Getting the words out was the hardest part.
"They tried to tell me you weren't real, you know that?"
Amanda couldn't help but take a long drink as she said it, hands trembling slightly but managing to keep the glass almost still. She dearly wished it had something in it other than orange juice; dearly wished she hadn't promised to be Hannah's DD, so she could leave right the fuck now. She didn't know where she'd go, to be honest -- where could she go that she couldn't be followed? -- but there was a small, deeply animal part of her that told her to leave, now. Get on a train, catch a bus, jump into the sea itself if she had to. Leave. Go. Do something! Something that wasn't sitting here.
The slender, smiling thing in its red leather jacket and black leather shoes smiled even wider at Amanda over its own crystal glass. It blinked, its eyelids flowing in a long, unhurried display of utter serenity, making sure to catch Amanda's gaze again and pin her slowly back into her head with its stare.

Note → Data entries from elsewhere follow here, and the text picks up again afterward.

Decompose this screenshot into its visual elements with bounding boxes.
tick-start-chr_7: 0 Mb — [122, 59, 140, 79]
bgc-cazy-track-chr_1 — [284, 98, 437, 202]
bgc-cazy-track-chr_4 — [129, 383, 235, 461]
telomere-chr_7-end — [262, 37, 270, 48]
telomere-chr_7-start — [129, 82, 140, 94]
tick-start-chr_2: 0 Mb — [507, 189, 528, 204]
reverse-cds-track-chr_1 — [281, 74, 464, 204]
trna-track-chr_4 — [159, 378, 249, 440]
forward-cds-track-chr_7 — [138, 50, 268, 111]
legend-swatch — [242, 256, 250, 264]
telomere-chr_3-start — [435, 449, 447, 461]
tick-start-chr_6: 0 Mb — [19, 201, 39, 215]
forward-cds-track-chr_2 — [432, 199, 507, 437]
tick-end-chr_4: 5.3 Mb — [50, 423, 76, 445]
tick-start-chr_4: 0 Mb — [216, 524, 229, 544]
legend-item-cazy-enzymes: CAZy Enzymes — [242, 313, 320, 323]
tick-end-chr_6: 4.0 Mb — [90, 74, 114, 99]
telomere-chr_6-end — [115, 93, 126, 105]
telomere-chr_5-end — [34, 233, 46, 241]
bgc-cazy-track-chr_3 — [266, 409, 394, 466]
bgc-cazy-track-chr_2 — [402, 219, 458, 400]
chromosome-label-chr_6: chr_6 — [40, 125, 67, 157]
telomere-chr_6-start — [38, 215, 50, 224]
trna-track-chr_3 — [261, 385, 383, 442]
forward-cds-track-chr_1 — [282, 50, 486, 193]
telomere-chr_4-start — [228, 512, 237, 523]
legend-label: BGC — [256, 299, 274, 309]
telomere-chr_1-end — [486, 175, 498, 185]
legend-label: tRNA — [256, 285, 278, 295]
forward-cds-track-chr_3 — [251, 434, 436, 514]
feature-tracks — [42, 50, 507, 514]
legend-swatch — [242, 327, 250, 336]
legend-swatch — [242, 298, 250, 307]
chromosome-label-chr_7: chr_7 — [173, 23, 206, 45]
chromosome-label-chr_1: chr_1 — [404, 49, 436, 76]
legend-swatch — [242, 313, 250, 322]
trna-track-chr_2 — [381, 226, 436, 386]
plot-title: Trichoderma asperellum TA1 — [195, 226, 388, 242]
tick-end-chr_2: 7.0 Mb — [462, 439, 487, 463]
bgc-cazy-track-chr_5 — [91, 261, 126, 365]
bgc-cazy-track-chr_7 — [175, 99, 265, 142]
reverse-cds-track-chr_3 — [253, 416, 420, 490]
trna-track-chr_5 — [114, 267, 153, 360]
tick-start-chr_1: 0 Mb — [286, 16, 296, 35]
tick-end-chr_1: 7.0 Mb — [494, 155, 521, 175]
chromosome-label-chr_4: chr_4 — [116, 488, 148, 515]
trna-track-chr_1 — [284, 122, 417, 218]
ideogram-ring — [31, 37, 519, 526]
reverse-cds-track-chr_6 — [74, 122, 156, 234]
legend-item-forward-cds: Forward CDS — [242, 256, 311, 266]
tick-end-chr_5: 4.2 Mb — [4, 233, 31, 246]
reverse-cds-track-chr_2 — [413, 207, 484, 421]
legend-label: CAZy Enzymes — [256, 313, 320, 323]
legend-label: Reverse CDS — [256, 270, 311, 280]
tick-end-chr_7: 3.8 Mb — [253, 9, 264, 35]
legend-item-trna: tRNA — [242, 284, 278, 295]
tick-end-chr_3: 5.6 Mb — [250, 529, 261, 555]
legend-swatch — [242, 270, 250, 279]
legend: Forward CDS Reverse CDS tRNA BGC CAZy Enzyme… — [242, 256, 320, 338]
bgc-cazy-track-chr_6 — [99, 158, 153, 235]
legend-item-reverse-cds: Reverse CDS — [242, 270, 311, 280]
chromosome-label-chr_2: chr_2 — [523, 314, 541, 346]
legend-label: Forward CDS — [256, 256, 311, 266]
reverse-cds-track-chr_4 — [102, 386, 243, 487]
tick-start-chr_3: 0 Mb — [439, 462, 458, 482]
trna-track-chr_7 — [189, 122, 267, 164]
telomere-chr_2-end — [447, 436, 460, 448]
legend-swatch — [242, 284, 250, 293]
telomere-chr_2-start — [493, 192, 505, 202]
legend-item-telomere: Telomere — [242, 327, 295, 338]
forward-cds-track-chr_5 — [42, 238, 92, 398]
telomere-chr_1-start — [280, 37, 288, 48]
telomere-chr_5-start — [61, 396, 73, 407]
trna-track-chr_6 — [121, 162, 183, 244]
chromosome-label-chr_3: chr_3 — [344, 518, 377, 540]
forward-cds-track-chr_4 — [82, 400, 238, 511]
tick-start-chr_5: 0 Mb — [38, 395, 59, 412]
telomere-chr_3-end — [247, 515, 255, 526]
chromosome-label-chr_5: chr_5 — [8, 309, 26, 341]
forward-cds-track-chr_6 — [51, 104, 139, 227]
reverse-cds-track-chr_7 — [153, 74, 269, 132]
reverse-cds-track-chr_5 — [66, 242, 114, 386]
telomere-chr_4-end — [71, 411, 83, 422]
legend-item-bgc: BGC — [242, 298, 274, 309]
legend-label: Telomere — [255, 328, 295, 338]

"And why would they tell you that?" It let its hand drift, as though weightless, through the air as it made a little gesture to encompass itself.
"I seem quite real to me. Perhaps you could affirm?"
Its smile never wavered. Neither did its stare.
Amanda couldn't help but let her eyes sink down to catch that too-wide smile. Its teeth, like its flesh, were so very white against the cut-crystal glass, halfway filled with some clear liquid. Vodka, it had said -- Amanda wasn't sure if that even mattered. Perfectly white teeth in a perfectly white face against perfectly pink lips. Not a single blemish. Not a single blush of life.
Not like a living creature would possess.
Amanda tried very, very hard to put her glass down gently, but her brain felt so far away from her hand that it was as if she was not truly in control of it but rather issuing polite requests and begging for a response. She tried to tell herself this wasn't its influence, couldn't be its influence, just the adrenaline of the situation. It couldn't have her already, could it? No, she'd watched it carefully. It had never touched her. They couldn't influence you if they hadn't touched you. At least, that's what everyone on the website said.
When the clunk of her glass hitting the table arrived in her ears, she squeaked loudly. She had forgotten it was still in her hand.
The thing's mirthless little giggles ran like dull knives across her brain. It brought one perfect hand down to the table, now, and began to slowly tap-tap-tap its fingers onto the wood. Taptap, taptap, pause. Taptap, taptap, pause.
"I'm waiting. Rabbit," it said, eyes widening into razor-sharpness for the merest fraction of a moment.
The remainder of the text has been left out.